Throw this dessert together before your pals arrive for movie night. Or bag up a bunch of it for gifts. Or just hoard it in your cupboard. We love the toasted coconut because it makes us feel like we are kind of eating a samoa cookie. Don’t forget to flake with salt because its the perfect balance to the sweet treat.
Dark Chocolate Coconut – White Chocolate Crunch Popcorn
Prep Time
Cook Time
Total
Servings
Ingredients
- 1 bag of microwave popcorn, unsalted and unbuttered
- 1 cup dark chocolate chips
- 1 tsp.. sugar or agave
- 1 cup white chocolate chips
- 1 Tbsp. coconut butter
- 1 cup shredded coconut
- flakey salt
Let's go
- Preheat the oven to 350° F. Line 2 baking sheets with parchment paper.
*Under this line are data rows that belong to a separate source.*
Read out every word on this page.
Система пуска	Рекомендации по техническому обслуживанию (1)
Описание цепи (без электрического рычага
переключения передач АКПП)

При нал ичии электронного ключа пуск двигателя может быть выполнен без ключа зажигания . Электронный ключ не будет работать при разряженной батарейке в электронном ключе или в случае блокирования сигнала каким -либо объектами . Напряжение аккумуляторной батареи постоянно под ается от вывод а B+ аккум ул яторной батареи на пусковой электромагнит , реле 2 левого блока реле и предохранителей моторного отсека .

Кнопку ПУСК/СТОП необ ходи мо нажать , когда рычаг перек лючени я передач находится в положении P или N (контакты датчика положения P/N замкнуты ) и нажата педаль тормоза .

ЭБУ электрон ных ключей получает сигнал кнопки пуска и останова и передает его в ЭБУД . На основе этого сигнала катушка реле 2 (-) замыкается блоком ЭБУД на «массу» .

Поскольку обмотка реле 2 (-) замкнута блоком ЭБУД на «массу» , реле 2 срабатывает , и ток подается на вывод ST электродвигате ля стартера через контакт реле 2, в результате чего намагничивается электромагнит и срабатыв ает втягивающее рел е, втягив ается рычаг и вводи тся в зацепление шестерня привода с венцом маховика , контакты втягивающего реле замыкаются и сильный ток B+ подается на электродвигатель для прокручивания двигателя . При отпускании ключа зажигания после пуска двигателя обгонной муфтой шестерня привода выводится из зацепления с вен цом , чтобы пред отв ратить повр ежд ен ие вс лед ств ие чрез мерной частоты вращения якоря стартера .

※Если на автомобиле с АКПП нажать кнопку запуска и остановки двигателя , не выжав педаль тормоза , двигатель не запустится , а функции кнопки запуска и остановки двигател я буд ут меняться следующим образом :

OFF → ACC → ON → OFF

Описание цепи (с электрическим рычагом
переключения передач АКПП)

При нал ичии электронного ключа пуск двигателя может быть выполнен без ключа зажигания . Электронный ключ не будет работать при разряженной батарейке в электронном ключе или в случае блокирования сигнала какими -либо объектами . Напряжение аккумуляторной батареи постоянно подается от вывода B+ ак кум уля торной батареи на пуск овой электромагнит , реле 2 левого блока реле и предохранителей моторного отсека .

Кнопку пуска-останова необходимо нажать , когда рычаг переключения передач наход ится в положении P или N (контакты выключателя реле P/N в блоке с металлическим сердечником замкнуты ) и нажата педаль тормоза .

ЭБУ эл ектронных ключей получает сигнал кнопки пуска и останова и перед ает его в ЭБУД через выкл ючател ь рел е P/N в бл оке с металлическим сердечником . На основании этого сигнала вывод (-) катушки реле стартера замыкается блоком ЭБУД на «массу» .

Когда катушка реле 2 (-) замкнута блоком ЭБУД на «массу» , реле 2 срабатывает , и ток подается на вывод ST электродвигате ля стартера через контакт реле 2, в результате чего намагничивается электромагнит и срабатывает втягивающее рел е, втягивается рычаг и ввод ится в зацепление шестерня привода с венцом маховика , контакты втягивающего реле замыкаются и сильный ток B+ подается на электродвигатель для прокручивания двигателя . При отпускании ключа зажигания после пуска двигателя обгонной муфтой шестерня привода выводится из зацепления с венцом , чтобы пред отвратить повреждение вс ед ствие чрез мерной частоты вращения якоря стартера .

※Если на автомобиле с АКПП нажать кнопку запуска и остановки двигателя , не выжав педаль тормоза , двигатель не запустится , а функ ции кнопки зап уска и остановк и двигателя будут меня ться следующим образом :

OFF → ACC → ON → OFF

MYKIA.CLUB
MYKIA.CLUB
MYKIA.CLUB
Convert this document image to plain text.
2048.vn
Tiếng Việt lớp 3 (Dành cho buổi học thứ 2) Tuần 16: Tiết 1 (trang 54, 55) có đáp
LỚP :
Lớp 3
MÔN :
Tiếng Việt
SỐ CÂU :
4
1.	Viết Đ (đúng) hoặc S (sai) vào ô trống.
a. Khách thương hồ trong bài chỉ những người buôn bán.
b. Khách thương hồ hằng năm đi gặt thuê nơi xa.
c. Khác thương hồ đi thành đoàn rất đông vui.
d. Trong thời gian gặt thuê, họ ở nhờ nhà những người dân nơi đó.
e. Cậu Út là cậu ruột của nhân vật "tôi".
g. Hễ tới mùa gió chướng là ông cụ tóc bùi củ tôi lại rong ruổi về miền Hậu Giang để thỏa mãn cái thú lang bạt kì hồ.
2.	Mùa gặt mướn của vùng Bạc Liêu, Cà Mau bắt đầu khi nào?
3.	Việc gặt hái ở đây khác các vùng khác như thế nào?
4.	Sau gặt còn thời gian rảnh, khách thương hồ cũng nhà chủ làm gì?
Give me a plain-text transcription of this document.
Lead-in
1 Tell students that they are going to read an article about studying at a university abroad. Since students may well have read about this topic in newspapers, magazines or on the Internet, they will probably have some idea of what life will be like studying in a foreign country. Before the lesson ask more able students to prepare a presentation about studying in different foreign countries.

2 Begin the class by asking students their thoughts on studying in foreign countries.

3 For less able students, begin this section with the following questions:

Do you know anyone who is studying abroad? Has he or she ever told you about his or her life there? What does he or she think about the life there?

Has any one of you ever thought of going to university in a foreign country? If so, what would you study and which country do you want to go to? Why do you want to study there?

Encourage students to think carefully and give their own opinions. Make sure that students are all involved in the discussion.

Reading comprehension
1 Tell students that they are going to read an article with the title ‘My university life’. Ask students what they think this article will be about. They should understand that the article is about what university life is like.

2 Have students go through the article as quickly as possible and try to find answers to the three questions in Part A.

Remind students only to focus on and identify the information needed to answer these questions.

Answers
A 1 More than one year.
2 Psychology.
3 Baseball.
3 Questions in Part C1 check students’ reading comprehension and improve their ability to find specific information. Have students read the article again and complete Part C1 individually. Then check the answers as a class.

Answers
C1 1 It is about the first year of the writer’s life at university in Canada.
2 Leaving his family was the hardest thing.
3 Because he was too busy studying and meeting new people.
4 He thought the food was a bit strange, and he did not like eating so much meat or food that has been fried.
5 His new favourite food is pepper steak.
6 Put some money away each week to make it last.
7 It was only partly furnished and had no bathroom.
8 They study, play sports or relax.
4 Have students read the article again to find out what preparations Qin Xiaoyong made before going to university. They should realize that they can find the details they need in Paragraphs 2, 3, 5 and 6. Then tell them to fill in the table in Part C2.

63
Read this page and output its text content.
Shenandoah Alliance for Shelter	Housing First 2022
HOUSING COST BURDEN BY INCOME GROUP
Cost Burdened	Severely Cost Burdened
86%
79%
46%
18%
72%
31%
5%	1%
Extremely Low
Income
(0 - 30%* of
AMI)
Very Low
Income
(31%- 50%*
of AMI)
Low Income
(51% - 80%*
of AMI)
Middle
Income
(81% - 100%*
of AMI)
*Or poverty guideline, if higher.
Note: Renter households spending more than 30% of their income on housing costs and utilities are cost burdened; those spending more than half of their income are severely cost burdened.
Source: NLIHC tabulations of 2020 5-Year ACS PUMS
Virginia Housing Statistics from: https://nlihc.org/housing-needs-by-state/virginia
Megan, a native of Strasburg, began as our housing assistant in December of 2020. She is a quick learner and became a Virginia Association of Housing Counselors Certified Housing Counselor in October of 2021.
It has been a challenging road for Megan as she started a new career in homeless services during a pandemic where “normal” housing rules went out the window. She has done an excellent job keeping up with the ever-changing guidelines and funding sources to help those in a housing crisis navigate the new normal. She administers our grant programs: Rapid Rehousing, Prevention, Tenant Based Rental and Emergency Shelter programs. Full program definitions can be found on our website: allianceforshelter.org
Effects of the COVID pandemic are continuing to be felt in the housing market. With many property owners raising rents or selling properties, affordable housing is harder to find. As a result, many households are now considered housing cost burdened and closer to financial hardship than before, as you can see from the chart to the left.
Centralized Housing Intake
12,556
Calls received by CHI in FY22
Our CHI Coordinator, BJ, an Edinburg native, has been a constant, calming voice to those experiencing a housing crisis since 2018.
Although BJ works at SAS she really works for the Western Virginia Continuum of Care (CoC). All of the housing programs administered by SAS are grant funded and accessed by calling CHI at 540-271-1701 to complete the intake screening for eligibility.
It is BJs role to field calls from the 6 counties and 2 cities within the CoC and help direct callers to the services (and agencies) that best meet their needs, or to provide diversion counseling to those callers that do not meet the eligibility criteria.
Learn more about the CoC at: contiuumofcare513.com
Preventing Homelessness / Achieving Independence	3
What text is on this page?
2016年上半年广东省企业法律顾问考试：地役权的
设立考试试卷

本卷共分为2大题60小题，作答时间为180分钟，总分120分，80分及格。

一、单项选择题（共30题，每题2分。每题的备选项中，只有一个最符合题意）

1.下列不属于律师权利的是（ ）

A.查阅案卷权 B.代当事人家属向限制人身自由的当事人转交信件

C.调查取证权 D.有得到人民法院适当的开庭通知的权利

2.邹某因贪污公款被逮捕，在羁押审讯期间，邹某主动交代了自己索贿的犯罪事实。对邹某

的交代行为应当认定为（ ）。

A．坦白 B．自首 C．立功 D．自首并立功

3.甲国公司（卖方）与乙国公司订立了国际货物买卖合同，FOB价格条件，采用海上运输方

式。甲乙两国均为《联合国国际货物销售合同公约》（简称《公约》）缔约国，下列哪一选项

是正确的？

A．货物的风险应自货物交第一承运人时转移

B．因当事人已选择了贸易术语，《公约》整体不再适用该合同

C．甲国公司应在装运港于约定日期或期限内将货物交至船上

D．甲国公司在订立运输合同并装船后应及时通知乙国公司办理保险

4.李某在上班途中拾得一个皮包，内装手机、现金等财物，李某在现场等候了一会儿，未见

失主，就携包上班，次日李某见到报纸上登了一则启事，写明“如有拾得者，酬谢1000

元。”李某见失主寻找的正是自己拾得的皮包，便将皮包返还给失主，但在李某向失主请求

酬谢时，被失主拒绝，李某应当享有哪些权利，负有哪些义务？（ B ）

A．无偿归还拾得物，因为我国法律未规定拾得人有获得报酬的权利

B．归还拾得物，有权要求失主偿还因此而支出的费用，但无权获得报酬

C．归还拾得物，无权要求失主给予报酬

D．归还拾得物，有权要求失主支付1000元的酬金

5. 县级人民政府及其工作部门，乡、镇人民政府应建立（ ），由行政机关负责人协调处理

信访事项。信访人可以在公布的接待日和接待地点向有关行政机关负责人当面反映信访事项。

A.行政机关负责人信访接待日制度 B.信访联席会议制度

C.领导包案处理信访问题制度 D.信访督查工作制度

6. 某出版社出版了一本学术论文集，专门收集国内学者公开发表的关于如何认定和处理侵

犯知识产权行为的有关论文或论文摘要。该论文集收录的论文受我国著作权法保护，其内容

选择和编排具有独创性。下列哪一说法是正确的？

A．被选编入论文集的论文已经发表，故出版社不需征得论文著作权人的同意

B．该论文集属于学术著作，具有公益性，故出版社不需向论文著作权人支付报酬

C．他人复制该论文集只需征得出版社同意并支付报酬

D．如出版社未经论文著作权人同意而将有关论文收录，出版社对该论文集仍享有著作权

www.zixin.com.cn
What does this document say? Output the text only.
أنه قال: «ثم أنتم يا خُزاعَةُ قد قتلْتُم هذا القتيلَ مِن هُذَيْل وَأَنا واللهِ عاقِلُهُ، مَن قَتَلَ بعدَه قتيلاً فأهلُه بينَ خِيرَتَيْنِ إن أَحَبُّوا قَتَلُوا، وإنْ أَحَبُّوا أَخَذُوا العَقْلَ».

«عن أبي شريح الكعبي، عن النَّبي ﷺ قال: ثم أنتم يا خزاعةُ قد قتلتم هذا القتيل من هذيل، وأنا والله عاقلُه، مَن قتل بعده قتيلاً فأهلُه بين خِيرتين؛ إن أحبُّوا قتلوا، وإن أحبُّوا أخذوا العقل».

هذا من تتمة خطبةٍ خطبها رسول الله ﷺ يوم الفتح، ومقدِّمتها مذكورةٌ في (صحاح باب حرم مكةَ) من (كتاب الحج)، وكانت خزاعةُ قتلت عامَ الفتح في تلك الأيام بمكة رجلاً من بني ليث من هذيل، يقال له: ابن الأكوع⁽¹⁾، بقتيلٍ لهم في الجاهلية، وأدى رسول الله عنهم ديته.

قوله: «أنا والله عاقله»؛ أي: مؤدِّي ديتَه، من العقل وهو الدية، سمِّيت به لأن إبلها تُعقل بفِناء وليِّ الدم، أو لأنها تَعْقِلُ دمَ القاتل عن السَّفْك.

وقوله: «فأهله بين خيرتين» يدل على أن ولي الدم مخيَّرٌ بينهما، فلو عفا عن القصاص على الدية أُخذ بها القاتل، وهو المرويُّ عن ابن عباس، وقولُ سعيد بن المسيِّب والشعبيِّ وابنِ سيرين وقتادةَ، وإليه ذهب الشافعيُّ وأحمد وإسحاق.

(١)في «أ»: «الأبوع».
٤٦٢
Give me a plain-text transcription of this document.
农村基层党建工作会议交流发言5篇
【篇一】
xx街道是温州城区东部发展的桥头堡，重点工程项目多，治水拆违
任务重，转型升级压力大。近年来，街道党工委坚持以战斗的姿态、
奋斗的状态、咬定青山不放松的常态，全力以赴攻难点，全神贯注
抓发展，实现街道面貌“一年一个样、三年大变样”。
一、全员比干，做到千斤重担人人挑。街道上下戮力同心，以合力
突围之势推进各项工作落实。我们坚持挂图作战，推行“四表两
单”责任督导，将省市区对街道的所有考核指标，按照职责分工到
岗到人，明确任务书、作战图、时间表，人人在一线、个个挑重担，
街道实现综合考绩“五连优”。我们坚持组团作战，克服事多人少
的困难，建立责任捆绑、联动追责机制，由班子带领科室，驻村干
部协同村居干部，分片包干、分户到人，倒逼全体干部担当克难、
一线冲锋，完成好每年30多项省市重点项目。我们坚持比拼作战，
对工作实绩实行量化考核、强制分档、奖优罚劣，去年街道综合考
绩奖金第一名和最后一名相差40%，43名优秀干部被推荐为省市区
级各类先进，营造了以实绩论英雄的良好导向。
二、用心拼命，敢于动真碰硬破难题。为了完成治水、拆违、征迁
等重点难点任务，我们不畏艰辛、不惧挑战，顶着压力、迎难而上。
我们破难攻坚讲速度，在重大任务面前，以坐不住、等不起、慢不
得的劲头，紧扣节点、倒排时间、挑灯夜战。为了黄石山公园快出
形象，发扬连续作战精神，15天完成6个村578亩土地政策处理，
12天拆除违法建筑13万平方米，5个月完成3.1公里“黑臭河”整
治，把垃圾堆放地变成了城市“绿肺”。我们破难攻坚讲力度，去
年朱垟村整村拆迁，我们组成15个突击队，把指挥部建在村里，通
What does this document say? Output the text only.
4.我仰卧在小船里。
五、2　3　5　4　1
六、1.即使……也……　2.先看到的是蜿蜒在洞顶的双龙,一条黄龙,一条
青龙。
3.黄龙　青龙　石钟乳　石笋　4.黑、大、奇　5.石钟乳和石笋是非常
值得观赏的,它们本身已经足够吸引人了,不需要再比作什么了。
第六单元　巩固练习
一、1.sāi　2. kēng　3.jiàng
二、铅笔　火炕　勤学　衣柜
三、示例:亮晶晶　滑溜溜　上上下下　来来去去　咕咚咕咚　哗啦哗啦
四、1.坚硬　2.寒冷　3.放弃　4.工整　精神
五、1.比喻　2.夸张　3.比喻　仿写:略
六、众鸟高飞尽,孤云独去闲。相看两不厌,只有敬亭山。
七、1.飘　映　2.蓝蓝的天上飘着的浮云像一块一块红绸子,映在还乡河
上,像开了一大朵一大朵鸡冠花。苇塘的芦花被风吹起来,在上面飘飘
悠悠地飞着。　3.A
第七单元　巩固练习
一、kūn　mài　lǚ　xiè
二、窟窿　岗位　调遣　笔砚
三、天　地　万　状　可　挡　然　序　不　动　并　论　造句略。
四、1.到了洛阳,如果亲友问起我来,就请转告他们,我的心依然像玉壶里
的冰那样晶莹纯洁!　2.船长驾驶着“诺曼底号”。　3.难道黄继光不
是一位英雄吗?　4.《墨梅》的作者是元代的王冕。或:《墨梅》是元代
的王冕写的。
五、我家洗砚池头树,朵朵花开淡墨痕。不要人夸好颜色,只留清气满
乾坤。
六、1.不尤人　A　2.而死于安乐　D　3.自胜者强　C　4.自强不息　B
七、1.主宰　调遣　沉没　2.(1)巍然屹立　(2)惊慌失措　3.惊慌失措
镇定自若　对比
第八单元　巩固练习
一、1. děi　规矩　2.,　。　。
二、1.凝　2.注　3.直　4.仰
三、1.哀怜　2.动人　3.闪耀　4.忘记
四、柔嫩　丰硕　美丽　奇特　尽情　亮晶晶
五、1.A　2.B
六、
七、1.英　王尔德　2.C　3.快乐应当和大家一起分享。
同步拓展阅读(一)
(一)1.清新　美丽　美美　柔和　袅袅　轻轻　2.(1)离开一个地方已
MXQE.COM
- On one of them, spread out the coconut flakes. Bake for 5 minutes, until toasted brown. Make sure they do not burn.
- Meanwhile, make your popcorn. Set aside.
- In a double boiler, melt the dark chocolate. Once melted, add in the sugar, stir. Cover and set aside so it stays melted. Using a new bowl over the same double broiler, melt the white chocolate chips and 1 Tbsp. Coconut butter.
- On the second baking sheet, spread out the popcorn.
- Drizzle the dark chocolate on top. Then drizzle the white chocolate.
- Sprinkle with toasted coconut and sprinkle lightly with salt.
- Set aside and allow to cool/harden for 15-20 minutes. You can also put into the refrigerator to speed up the process.